Petch kam aus der Schlafkammer, Pelham-Martins Galarock über dem Arm.

Allday nahm den Rock und hielt ihn gegen das reflektierte Sonnenlicht. Der eingetrocknete Blutfleck wirkte schwarz in dem strahlenden Glanz der Goldstickereien, und als er einen Finger durch das winzige Loch steckte, das der Splitter gerissen hatte, sagte er:»Nicht größer als von einer Florettspitze. «Er warf Petch den Rock mit offenkundigem Ekel zurück.

Bolitho zog das Halstuch fester und empfand das frische Hemd angenehm kühl auf seiner Haut. Innerlich registrierte er all diese Dinge, aber er nahm keinen Anteil daran. Das kleine Loch im Stoff, Pelham-Martins deutliche Absicht, ein Invalide zu bleiben, sogar die Notwendigkeit, daß etwas unternommen wurde, alles schien außerhalb seines Bewußtseins zu liegen und so fern wie der Horizont.

Die plötzliche Aussicht auf eine Zusammenkunft mit den anderen Kommandanten machte ihn nur nervös. Diese beobachtenden Blik-ke, ihr Beileid und ihr Mitgefühl.

Er fuhr Allday an:»Sagen Sie Kapitän Herrick, er soll nach achtern kommen. «Als Allday zur Tür ging, rief er ihm scharf nach:»Und ich möchte gleich eine neue Karaffe!»

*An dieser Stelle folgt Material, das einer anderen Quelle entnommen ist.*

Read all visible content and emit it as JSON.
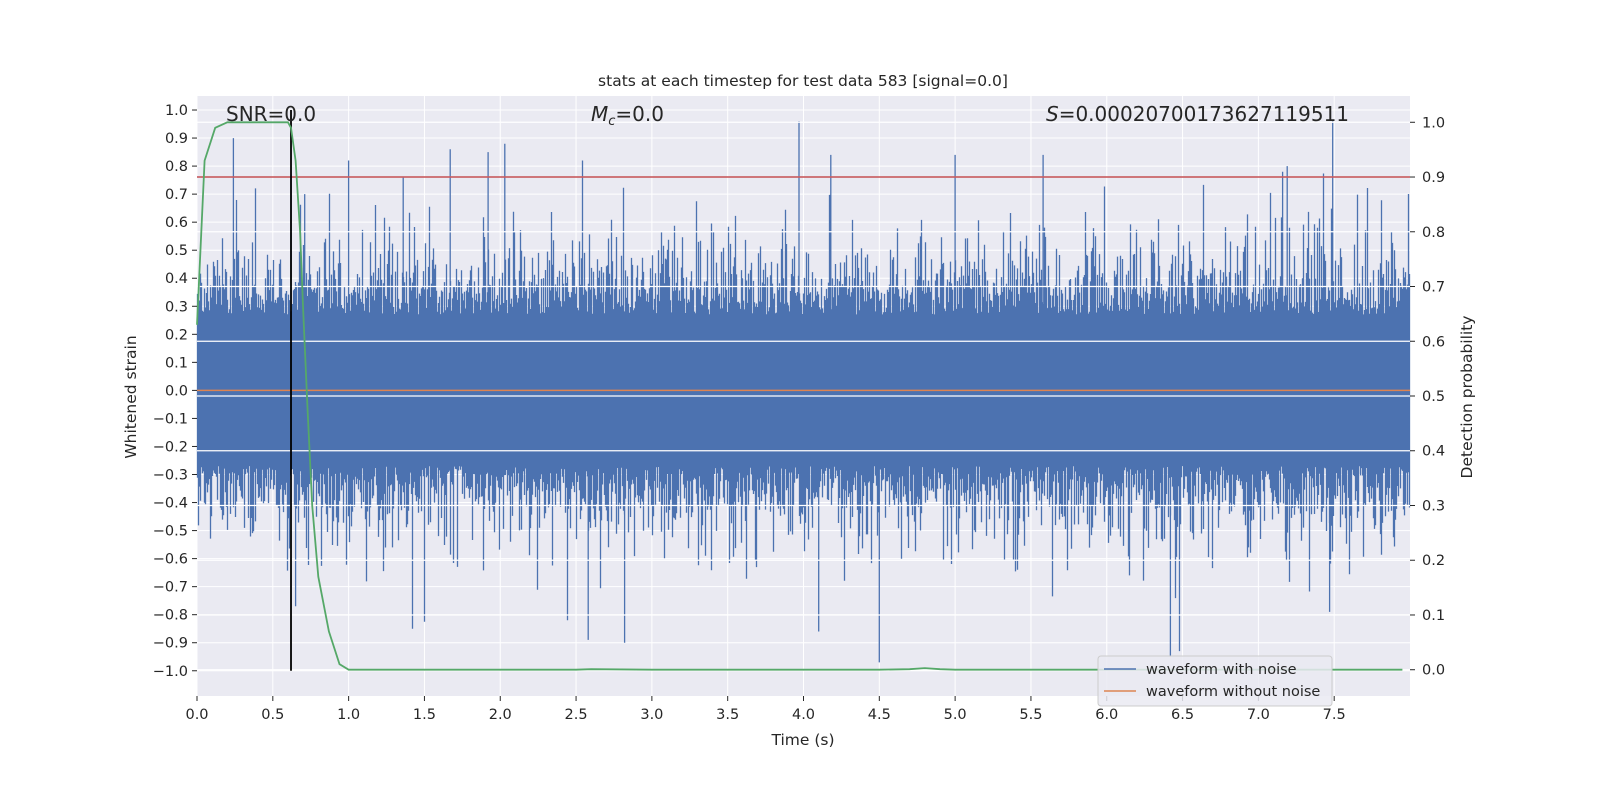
{
  "chart_data": {
    "type": "line",
    "title": "stats at each timestep for test data 583 [signal=0.0]",
    "xlabel": "Time (s)",
    "ylabel_left": "Whitened strain",
    "ylabel_right": "Detection probability",
    "xlim": [
      0.0,
      8.0
    ],
    "ylim_left": [
      -1.09,
      1.05
    ],
    "ylim_right": [
      -0.048,
      1.048
    ],
    "grid": true,
    "legend_placement": "lower-right",
    "x_ticks": [
      "0.0",
      "0.5",
      "1.0",
      "1.5",
      "2.0",
      "2.5",
      "3.0",
      "3.5",
      "4.0",
      "4.5",
      "5.0",
      "5.5",
      "6.0",
      "6.5",
      "7.0",
      "7.5"
    ],
    "y_ticks_left": [
      "1.0",
      "0.9",
      "0.8",
      "0.7",
      "0.6",
      "0.5",
      "0.4",
      "0.3",
      "0.2",
      "0.1",
      "0.0",
      "−0.1",
      "−0.2",
      "−0.3",
      "−0.4",
      "−0.5",
      "−0.6",
      "−0.7",
      "−0.8",
      "−0.9",
      "−1.0"
    ],
    "y_ticks_right": [
      "1.0",
      "0.9",
      "0.8",
      "0.7",
      "0.6",
      "0.5",
      "0.4",
      "0.3",
      "0.2",
      "0.1",
      "0.0"
    ],
    "annotations": {
      "snr": "SNR=0.0",
      "mc_symbol": "M",
      "mc_sub": "c",
      "mc_value": "=0.0",
      "s_symbol": "S",
      "s_value": "=0.000207001736271195​11"
    },
    "series": [
      {
        "name": "waveform with noise",
        "axis": "left",
        "color": "#4c72b0",
        "kind": "noise-envelope",
        "sample_spikes": [
          {
            "x": 0.24,
            "y": 0.9
          },
          {
            "x": 0.62,
            "y": 0.77
          },
          {
            "x": 0.71,
            "y": 0.7
          },
          {
            "x": 1.0,
            "y": 0.82
          },
          {
            "x": 1.36,
            "y": 0.76
          },
          {
            "x": 1.67,
            "y": 0.86
          },
          {
            "x": 1.92,
            "y": 0.85
          },
          {
            "x": 2.03,
            "y": 0.88
          },
          {
            "x": 3.97,
            "y": 0.96
          },
          {
            "x": 4.18,
            "y": 0.84
          },
          {
            "x": 5.0,
            "y": 0.84
          },
          {
            "x": 5.58,
            "y": 0.84
          },
          {
            "x": 7.19,
            "y": 0.8
          },
          {
            "x": 7.49,
            "y": 0.96
          },
          {
            "x": 7.16,
            "y": 0.78
          },
          {
            "x": 0.65,
            "y": -0.77
          },
          {
            "x": 2.58,
            "y": -0.89
          },
          {
            "x": 2.82,
            "y": -0.9
          },
          {
            "x": 4.5,
            "y": -0.97
          },
          {
            "x": 6.42,
            "y": -0.95
          },
          {
            "x": 6.48,
            "y": -0.93
          },
          {
            "x": 7.47,
            "y": -0.79
          },
          {
            "x": 4.1,
            "y": -0.86
          }
        ]
      },
      {
        "name": "waveform without noise",
        "axis": "left",
        "color": "#dd8452",
        "x": [
          0.0,
          8.0
        ],
        "y": [
          0.0,
          0.0
        ]
      },
      {
        "name": "detection probability",
        "axis": "right",
        "color": "#55a868",
        "x": [
          0.0,
          0.05,
          0.12,
          0.2,
          0.3,
          0.4,
          0.5,
          0.55,
          0.6,
          0.62,
          0.65,
          0.68,
          0.7,
          0.73,
          0.76,
          0.8,
          0.87,
          0.94,
          1.0,
          1.5,
          2.0,
          2.5,
          2.6,
          3.0,
          3.5,
          4.0,
          4.5,
          4.7,
          4.8,
          4.9,
          5.0,
          5.5,
          6.0,
          6.5,
          7.0,
          7.5,
          7.95
        ],
        "y": [
          0.63,
          0.93,
          0.99,
          1.0,
          1.0,
          1.0,
          1.0,
          1.0,
          1.0,
          0.99,
          0.93,
          0.8,
          0.66,
          0.47,
          0.3,
          0.17,
          0.07,
          0.01,
          0.0,
          0.0,
          0.0,
          0.0,
          0.001,
          0.0,
          0.0,
          0.0,
          0.0,
          0.001,
          0.003,
          0.001,
          0.0,
          0.0,
          0.0,
          0.0,
          0.0,
          0.0,
          0.0
        ]
      }
    ],
    "hlines": [
      {
        "axis": "right",
        "y": 0.9,
        "color": "#c44e52"
      }
    ],
    "vlines": [
      {
        "axis": "left",
        "x": 0.62,
        "y0": -1.0,
        "y1": 1.0,
        "color": "#000000"
      }
    ],
    "legend": [
      "waveform with noise",
      "waveform without noise"
    ]
  }
}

Er senkte den Blick, da er Alldays besorgten Ausdruck nicht ertragen konnte. Die Anteilnahme dieses einfachen Mannes und sein Wunsch, ihm zu helfen, waren beinahe schwerer auszuhalten als Verachtung. Allday hätte sich vielleicht weniger um ihn gesorgt, wenn er gesehen hätte, wie er am offenen Fenster geschluchzt hatte. Wenn er von seinem plötzlichen Impuls gewußt hätte, der leeren Karaffe, die er in das Spiegelbild der Sterne hinter dem Heck des Schiffes geworfen hatte, nachzuspringen.

Herrick kam, den Hut unter dem Arm, das Gesicht zu einem zurückhaltenden Lächeln verzogen.

«Ich komme sicher ungelegen, aber ich dachte, es sei besser, wenn ich Sie vor den anderen spreche.»

Bolitho schob ihm einen Stuhl zu.»Vielen Dank, Thomas. Sie kommen nie ungelegen.»

Petch trat ein und stellte eine volle Karaffe auf den Tisch.

Bolitho sah seinen Freund an.»Ein Glas, bevor wir anfangen?«Er versuchte zu lächeln, aber es wirkte wie erfroren.

«Aye, ich könnte einen brauchen. «Herrick beobachtete Bolithos Hand, als die Karaffe gegen das Glas stieß.

Dann sagte er ruhig:»Bevor wir zum Kommodore gehen, gibt es einige Dinge, die ich Ihnen sagen sollte. «Er nippte an seinem Glas.»Die Neuigkeiten, die ich von England mitgebracht habe, sind nicht gut. Die Franzosen sind in den letzten Monaten mehrfach aus ihren Häfen ausgebrochen, selbst aus Toulon. Dort stießen sie aber auf Vizeadmiral Hothams Geschwader, der sie zurückwarf. «Er seufzte.»Der Krieg gewinnt an Dynamik, und einige unserer hohen Herren scheinen der Schnelligkeit des feindlichen Denkens nicht gewachsen zu sein. «Sein Blick folgte der Karaffe, als Bolitho ein neues Glas eingoß.»Lord Howe hat das Kommando über die Kanalflotte an Viscount Bridport abgegeben, so mag es wenigstens dort einige Verbesserungen geben.»